The State of the Nigerian Nation and the Way Forward
Keywords:Ethnic Debate, Restructuring, Nigerian Federation, Ethnicity
Debate on restructuring the Nigerian Federation has lasted for decades without a consensus. Failure to secure agreement among major contenders has delayed this noble intent. This paper examined the debate to analyze major arguments and proffer a workable option for a headway. The study is, typologically, qualitative as well as descriptive and relied on documented evidence as a source of data. Claude Ake political economy of development in Africa served as a framework for explanation. Findings showed that the colonial concentration of powers at the central authority in Nigeria was reinvigorated by post-independence regimes. Northern oligarchy found favour in the system and gained collaborative allies in the South to consolidate its hold on Nigerian state power and resources. Thus, the monopoly of economic and political powers by the oligarchy created stringent living conditions for most Nigerians and they found identity and expression in ethnic associations as channels for demanding redress.

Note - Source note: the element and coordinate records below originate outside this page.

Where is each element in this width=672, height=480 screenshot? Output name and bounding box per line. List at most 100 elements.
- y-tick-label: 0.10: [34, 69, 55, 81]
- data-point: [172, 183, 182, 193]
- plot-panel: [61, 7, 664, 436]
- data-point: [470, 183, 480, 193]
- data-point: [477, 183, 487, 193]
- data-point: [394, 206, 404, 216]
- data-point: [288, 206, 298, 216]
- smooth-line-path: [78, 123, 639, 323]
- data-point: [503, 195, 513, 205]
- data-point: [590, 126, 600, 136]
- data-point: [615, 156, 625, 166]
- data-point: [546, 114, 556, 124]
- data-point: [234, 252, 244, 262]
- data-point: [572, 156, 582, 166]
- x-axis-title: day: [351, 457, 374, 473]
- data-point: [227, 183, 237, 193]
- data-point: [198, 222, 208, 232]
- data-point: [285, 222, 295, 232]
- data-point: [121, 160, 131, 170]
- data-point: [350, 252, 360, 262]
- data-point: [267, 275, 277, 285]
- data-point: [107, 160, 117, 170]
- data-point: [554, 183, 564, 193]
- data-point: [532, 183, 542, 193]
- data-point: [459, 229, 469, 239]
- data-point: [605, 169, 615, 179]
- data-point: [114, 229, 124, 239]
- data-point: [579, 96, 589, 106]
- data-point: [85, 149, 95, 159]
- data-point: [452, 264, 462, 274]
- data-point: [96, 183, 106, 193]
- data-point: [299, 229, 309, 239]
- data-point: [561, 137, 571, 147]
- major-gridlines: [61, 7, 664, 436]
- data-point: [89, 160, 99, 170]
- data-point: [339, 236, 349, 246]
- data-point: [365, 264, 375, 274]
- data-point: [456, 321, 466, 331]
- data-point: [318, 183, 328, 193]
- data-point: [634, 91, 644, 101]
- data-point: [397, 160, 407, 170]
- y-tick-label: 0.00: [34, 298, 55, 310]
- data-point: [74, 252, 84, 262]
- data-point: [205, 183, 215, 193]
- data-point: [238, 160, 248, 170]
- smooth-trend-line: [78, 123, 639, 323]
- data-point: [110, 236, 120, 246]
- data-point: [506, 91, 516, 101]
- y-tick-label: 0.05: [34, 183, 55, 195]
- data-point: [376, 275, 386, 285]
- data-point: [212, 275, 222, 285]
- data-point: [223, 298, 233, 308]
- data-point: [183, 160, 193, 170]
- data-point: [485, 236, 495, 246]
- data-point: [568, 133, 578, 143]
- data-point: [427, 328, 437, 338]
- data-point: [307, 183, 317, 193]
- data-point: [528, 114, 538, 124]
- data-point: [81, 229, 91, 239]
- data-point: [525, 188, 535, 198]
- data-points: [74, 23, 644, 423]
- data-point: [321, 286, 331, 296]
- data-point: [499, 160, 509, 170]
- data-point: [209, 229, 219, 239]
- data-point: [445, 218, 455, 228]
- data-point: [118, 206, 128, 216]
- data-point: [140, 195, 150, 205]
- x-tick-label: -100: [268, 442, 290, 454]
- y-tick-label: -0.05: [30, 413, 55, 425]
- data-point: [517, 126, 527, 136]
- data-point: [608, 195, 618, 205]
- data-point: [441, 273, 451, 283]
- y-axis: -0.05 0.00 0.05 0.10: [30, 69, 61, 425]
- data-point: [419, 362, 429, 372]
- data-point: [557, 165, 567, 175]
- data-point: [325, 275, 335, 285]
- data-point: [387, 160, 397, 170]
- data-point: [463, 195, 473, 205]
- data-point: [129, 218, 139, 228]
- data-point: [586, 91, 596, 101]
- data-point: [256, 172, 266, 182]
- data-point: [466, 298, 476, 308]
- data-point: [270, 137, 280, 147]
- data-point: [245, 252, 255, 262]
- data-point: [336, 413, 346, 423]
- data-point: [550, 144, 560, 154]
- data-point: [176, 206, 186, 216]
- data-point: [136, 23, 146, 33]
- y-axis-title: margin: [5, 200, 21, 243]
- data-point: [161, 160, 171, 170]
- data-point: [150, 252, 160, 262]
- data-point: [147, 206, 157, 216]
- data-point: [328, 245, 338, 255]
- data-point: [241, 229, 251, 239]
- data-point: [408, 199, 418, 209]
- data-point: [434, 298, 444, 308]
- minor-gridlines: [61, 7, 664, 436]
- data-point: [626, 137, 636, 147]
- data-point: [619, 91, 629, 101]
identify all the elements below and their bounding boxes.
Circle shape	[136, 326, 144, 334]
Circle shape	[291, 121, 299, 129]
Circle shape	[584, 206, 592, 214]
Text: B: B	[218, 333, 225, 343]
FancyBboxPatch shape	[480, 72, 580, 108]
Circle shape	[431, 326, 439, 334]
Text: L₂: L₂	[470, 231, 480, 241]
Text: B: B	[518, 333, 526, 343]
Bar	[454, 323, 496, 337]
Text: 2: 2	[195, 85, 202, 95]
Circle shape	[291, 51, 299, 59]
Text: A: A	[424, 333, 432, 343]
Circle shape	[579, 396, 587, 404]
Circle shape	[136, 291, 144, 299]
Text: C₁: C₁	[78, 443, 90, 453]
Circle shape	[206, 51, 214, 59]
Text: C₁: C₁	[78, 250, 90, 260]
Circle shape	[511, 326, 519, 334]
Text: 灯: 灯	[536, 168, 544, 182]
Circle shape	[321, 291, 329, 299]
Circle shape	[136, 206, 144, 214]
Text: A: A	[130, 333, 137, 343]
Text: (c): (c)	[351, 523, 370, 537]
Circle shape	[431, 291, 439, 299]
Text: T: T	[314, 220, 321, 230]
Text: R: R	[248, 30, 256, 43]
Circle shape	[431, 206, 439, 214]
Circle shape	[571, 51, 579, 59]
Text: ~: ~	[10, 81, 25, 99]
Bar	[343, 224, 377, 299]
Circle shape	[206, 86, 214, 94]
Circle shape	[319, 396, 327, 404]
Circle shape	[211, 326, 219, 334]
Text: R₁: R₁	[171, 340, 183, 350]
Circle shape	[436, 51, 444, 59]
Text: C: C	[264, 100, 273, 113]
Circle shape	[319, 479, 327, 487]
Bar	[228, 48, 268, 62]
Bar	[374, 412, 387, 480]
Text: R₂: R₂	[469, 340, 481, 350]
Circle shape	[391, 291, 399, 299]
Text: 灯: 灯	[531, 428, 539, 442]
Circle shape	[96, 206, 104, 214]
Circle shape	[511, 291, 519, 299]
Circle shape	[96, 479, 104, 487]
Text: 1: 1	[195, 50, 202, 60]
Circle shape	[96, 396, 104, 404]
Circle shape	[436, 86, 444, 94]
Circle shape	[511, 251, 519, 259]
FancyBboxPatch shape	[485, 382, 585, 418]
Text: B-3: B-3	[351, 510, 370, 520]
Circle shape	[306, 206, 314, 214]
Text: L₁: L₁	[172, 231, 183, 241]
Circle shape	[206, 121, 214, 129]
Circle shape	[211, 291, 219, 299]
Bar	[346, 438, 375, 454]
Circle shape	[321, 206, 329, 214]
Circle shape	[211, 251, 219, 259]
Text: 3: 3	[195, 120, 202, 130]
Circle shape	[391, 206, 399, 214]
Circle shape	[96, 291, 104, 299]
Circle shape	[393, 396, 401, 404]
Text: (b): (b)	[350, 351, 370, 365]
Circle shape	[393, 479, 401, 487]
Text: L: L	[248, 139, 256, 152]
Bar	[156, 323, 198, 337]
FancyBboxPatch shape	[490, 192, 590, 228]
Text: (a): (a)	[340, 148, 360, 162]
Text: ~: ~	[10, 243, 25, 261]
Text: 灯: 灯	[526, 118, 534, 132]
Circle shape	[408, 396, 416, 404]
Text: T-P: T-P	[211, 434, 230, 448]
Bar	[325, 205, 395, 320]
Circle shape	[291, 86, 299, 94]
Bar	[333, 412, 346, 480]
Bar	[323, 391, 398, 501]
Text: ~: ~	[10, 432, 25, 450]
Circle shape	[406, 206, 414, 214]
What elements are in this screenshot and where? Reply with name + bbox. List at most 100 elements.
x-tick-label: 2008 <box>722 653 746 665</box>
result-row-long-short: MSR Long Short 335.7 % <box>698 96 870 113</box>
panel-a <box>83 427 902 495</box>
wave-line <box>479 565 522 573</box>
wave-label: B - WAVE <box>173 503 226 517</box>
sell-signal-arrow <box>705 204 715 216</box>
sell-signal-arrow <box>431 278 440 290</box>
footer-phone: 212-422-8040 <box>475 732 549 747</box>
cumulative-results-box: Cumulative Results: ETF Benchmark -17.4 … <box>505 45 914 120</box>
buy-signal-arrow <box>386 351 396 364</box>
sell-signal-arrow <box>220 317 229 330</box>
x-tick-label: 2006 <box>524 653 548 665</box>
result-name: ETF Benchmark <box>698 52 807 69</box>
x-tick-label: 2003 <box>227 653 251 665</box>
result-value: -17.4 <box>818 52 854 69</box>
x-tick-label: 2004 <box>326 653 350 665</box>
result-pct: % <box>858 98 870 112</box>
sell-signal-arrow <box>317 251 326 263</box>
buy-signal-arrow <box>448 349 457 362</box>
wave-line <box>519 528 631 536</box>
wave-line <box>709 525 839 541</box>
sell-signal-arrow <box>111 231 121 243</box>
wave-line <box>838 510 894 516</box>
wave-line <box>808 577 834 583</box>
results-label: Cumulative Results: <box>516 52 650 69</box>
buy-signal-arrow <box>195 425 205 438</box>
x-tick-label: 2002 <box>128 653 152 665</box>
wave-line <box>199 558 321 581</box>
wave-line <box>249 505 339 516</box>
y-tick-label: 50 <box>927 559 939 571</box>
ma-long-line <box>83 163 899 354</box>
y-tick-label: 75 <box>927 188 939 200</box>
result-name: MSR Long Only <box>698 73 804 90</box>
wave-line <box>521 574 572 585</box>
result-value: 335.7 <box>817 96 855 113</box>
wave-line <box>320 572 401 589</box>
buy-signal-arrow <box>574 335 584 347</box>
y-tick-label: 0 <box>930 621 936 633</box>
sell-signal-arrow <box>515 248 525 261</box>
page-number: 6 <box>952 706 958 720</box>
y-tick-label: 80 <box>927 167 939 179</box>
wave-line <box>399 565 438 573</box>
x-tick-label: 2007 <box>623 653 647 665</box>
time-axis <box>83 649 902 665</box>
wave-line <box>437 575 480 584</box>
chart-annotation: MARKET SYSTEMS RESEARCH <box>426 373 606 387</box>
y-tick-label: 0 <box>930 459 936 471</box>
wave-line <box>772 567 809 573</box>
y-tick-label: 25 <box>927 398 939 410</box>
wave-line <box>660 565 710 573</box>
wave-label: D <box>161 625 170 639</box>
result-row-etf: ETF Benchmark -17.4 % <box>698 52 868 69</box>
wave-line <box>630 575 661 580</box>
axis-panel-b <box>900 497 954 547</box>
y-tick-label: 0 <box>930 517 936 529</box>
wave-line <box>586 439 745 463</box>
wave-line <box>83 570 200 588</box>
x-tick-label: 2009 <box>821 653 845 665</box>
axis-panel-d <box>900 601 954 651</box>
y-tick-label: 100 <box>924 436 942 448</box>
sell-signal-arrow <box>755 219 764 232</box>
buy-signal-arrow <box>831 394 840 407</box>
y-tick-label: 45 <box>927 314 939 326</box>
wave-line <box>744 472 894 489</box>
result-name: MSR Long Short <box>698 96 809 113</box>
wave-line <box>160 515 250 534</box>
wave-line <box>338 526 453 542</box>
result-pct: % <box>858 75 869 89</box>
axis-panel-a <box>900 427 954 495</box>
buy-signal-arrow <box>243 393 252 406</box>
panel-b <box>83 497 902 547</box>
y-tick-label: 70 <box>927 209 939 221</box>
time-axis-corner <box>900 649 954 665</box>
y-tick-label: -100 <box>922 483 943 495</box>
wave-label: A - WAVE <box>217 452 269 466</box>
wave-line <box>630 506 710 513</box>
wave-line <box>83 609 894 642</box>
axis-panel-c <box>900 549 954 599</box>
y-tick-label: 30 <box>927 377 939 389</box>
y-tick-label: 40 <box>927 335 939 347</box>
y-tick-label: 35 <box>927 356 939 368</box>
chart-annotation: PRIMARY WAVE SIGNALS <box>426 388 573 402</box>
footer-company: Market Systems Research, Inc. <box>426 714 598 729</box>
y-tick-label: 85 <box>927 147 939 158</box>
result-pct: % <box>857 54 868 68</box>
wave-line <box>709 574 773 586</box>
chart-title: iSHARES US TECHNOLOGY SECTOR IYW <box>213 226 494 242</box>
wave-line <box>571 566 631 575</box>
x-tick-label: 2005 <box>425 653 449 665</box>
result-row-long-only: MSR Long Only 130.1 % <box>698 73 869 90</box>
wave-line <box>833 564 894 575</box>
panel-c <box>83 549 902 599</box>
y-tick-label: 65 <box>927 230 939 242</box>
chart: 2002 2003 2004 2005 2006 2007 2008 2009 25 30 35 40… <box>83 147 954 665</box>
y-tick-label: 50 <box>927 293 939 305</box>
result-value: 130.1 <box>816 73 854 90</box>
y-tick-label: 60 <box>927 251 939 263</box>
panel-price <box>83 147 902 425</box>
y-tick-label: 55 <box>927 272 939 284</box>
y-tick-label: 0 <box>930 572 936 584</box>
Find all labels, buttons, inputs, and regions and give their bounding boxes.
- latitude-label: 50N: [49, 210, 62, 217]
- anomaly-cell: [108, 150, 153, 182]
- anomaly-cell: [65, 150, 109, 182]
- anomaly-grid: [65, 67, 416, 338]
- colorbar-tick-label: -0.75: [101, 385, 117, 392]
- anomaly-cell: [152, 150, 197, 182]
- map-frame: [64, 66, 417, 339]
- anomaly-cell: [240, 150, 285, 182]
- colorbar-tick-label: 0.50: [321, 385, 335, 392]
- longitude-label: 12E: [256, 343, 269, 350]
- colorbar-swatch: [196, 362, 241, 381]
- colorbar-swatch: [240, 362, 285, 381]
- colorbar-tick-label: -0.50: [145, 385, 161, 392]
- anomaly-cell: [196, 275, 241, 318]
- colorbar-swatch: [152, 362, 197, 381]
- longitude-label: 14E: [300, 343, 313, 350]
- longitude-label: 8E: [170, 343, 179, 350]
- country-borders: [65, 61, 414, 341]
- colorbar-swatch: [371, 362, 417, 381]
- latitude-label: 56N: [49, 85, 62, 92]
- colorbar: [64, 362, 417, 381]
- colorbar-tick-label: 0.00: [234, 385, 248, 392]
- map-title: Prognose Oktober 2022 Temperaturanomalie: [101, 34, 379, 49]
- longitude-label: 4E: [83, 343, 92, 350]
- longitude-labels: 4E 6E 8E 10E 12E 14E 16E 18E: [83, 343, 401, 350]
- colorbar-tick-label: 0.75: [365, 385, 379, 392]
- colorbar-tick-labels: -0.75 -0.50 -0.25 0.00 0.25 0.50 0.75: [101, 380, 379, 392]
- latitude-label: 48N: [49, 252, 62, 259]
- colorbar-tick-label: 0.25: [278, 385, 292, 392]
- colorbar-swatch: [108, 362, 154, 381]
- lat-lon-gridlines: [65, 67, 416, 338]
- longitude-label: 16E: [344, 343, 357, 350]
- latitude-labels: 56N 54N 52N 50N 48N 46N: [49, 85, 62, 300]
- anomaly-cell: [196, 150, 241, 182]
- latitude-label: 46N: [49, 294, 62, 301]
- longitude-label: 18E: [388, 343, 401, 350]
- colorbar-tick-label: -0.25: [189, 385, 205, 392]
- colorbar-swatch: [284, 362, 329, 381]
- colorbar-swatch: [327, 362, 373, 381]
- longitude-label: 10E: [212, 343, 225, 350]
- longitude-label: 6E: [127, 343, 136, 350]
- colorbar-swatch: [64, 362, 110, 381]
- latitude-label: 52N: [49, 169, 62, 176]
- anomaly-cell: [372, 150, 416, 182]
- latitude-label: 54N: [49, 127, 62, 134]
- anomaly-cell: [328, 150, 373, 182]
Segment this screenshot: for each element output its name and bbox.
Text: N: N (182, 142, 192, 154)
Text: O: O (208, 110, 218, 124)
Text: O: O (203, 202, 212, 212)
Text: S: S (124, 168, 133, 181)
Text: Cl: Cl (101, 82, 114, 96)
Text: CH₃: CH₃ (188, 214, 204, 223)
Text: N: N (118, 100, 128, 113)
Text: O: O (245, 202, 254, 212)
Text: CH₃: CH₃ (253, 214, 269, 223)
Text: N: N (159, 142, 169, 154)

Agitations that followed presented themselves in form of calls for restructuring Nigeria. Regimes’ violent responses to agitations escalated rather than save the situation. Southern Nigeria and the Middle Belt region favoured restructuring while the North stood against it. Thus, the argument for and against restructuring became an unending tussle. Presently, Nigeria requires mutual understanding to make headway. Further disagreement may not go well for the country. Political education and dialogue are workable options to bridge the gap between the two contending forces.